The divide over the high-stakes hand wasn’t what had him step away from S4Y and it wasn’t necessarily what brought Soto to HCL. Soto had a relationship with Hustler Casino Live’s co-founder Ryan Feldman long before that. Looking back, Soto credits Feldman with giving him the push to believe he could be good at commentating in the first place.

“Ryan Feldman gave me the first Million Dollar game he did on Live at the Bike. And I had zero experience. I had no idea. And I was just like, okay…I’ll do it. And it was very strategy-heavy and stuff like that, but the fact that he was just like, ‘Alright, yeah, do it!’ This is the biggest game [Ryan] ever had. And he just believed that I could somehow pull it off.
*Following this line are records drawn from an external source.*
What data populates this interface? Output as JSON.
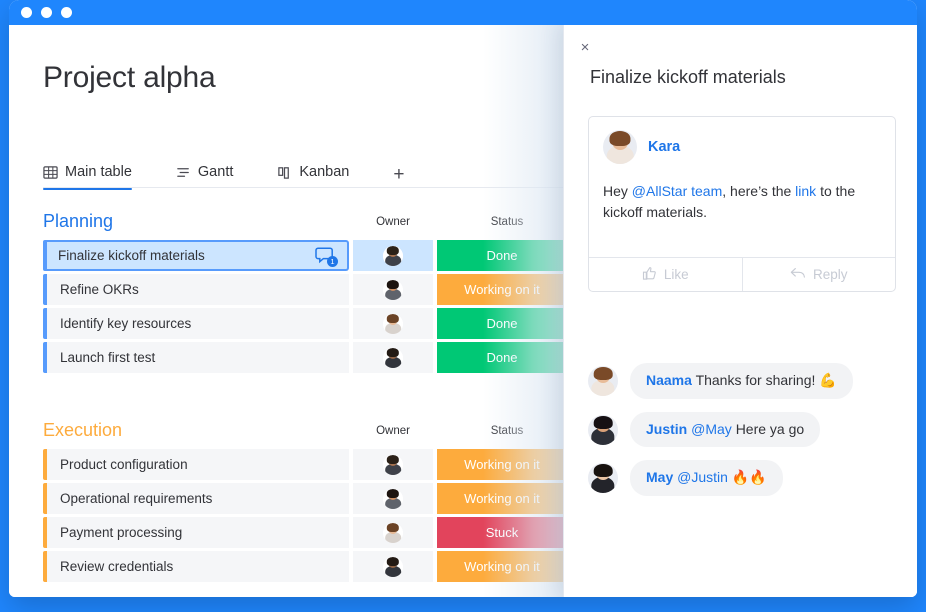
{
  "window": {
    "dots": [
      "close",
      "minimize",
      "maximize"
    ]
  },
  "board": {
    "title": "Project alpha",
    "tabs": [
      {
        "label": "Main table",
        "icon": "table-icon",
        "active": true
      },
      {
        "label": "Gantt",
        "icon": "gantt-icon",
        "active": false
      },
      {
        "label": "Kanban",
        "icon": "kanban-icon",
        "active": false
      }
    ],
    "add_tab_label": "+",
    "columns": {
      "owner": "Owner",
      "status": "Status"
    },
    "groups": [
      {
        "name": "Planning",
        "color": "#1f76e8",
        "bar_color": "#579bfc",
        "rows": [
          {
            "name": "Finalize kickoff materials",
            "status": "Done",
            "status_color": "#00c875",
            "selected": true,
            "comment_count": "1",
            "avatar": "p1"
          },
          {
            "name": "Refine OKRs",
            "status": "Working on it",
            "status_color": "#fdab3d",
            "selected": false,
            "avatar": "p2"
          },
          {
            "name": "Identify key resources",
            "status": "Done",
            "status_color": "#00c875",
            "selected": false,
            "avatar": "p3"
          },
          {
            "name": "Launch first test",
            "status": "Done",
            "status_color": "#00c875",
            "selected": false,
            "avatar": "p4"
          }
        ]
      },
      {
        "name": "Execution",
        "color": "#fdab3d",
        "bar_color": "#fdab3d",
        "rows": [
          {
            "name": "Product configuration",
            "status": "Working on it",
            "status_color": "#fdab3d",
            "selected": false,
            "avatar": "p1"
          },
          {
            "name": "Operational requirements",
            "status": "Working on it",
            "status_color": "#fdab3d",
            "selected": false,
            "avatar": "p2"
          },
          {
            "name": "Payment processing",
            "status": "Stuck",
            "status_color": "#e2445c",
            "selected": false,
            "avatar": "p3"
          },
          {
            "name": "Review credentials",
            "status": "Working on it",
            "status_color": "#fdab3d",
            "selected": false,
            "avatar": "p4"
          }
        ]
      }
    ]
  },
  "panel": {
    "close_label": "×",
    "title": "Finalize kickoff materials",
    "comment": {
      "author": "Kara",
      "text_part1": "Hey ",
      "mention": "@AllStar team",
      "text_part2": ", here’s the ",
      "link": "link",
      "text_part3": " to the kickoff materials.",
      "like_label": "Like",
      "reply_label": "Reply"
    },
    "replies": [
      {
        "name": "Naama",
        "mention": "",
        "text": "Thanks for sharing!",
        "emoji": "💪",
        "avatar": "p5"
      },
      {
        "name": "Justin",
        "mention": "@May",
        "text": "Here ya go",
        "emoji": "",
        "avatar": "p6"
      },
      {
        "name": "May",
        "mention": "@Justin",
        "text": "",
        "emoji": "🔥🔥",
        "avatar": "p7"
      }
    ]
  },
  "colors": {
    "brand_blue": "#1f86fd",
    "link_blue": "#1f76e8",
    "green": "#00c875",
    "orange": "#fdab3d",
    "red": "#e2445c"
  }
}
“Now looking back at it, I’m like, yeah, I guess I should take this more seriously. And I started thinking of how to make myself somewhat unique because there are so many talented commentators. Nick Schulman’s obviously universally considered the best. And then Ali [Nejad] I think is absolutely just the best as well. And then there’s Jeff Platt who studied this at a university. So I’m just like, okay, how am I different from these guys? And I think I sound a little niche and I just want to run with that little niche and live that way.”

Developing that niche is working in his favor. This year alone, Soto has been tapped to be a part of two of the biggest cash game events, not just of the year, but in Hustler Casino Live’s history – The 2024 Million Dollar Game and Legends On The Felt. More and more he’s being singled out as standing out in a sea of very talented poker commentators. When asked if he feels as if he’s part of the Hustler Casino Live family, the truth is he’s not entirely sure. But he had certainly felt the love from the fans and the staff.

“I guess what I’ll say is it feels as if I’m part of it. It feels as if when I go there. I’m very welcome. They take care of me really well, and I get to play when I want to play,” he said. “My goal is eventually to just consistently be able to play Friday, which is their biggest game. And it’s just right now, that would be so big for me where if I take a couple of big lumps, you won’t see me on Friday anymore. But hopefully, eventually, that’s the goal, to just be sort of a player that can play on Friday and commentate as well as some of the other days. Yeah, I mean they really do make me feel like I’m very sort of part of the team, part of that family.”

Looking ahead Soto’s seemingly taking it day by day, not trying to get ahead of himself with a focus on his current relationship, his family and he says, “I hope to make good decisions. I hope I’m proud of the decisions I make.” One thing is for certain, Soto seems to be at an inflection point of his on-air career, one that may see him getting more opportunities in the not-too-distant future.

“End of the day, the way I approach commentary is I am an extension of the chat, and I say that all the time. I am a fan of what’s happening as well, and I try to bring that energy. It’s not about me, and I’m just a fly on the wall and I’m trying to bring the best show for everyone, and that’s really it. Honestly, I tell the chat all the time, I’m just one of y’all. That’s it.

“I’m not elitist at all. No matter how much success I may or may not have, I’m always going to be that dude that was watching Poker After Dark at 1:00 AM as a 19-year-old fan, and I try to bring that to them.”